A hero in more ways than one

Dallas K Taylor with with June and son Mark in front of the Ocean Sapphire.
Dallas K Taylor with with June and son Mark in front of the Ocean Sapphire.

TRIBUTES have been paid to a well known lifeboatman who was not only a hero to the dozens of people’s lives he saved but to his family too.

Dallas K Taylor dedicated his life to the sea and spent years serving with Blyth RNLI, helping save 65 people during his time with the organisation.

But in August last year, at the age of 70, he was diagnosed with Motor Neurone Disease, and the illness finally took his life last week.

His funeral was held on Tuesday in Whitley Bay on what would have been his 71st birthday.

Tributes have been pouring in for the husband, father and grandfather who was not only famous for his work at sea, but for his love of art and music.

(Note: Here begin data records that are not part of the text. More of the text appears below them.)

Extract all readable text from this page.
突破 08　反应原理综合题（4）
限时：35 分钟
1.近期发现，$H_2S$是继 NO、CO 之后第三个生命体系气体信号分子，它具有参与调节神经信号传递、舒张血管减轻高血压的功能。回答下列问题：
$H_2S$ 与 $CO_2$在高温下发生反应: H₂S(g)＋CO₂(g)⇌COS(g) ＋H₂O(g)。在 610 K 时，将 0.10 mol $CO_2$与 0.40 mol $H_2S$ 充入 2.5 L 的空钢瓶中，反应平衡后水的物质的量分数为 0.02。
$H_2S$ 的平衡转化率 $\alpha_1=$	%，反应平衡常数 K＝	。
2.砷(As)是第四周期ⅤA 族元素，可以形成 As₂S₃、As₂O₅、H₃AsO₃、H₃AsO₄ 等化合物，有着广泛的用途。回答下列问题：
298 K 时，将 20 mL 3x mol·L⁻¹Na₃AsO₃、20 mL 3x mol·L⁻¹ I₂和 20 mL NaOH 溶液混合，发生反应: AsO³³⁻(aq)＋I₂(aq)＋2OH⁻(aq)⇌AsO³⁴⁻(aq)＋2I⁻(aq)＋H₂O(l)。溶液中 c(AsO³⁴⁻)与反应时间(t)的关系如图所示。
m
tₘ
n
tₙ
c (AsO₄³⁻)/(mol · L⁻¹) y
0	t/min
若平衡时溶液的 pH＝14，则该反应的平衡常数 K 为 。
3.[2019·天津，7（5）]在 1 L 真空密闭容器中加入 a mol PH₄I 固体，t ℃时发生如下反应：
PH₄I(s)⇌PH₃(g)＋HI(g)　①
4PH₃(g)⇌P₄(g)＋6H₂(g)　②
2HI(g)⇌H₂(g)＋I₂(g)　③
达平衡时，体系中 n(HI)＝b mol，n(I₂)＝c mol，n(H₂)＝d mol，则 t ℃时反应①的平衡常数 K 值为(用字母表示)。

His son Mark, 31, who resigned from his job at Newcastle College to care for his father when he was diagnosed with the illness, heaped praise on the man he looked up to.

“It was the most traumatic thing but at the same time the greatest honour to look after him and the easiest decision to make,” he said.

In a twist of fate it was during Dallas’ love of rebuilding boats that he discovered something was not quite right.

The father and son had travelled to Scotland together and bought a boat that Dallas had wanted for a while with the view of refurbishing it.

And when Dallas was cutting up the boat he felt a strain in his shoulder, which turned out to be the first symptoms of the illness.

After 40 years of service the 70-year-old was recognised for his dedication with a bronze award at the RNLI 2010 awards in June, having already been given two vellums for his bravery in previous years.

In tribute to his father, Mark continued to refurbish the boat bought last year, and in one of the last outings Dallas was taken down to the harbour to see Ocean Sapphire launched.

And inside the vessel a plaque has been installed dedicating it to Dallas.

Mark added: “I continued to refit the boat and that was launched three weeks before he died, it was like a living memorial for him as so many of his friends and family attended the event.

“We managed to get down on to the pontoon and he touched the boat, which he never really thought he would be able to do.”

At his funeral on Tuesday it was a chance for loved ones to celebrate his life as his coffin was draped in the RNLI flag with a white cap placed on top.

Mark’s sister Isobel Johnson added: “We have all had to pull together because dad was so important to us.

“There will be a part missing now because he touched everybody’s heart, he was just a very kind, genuine man.”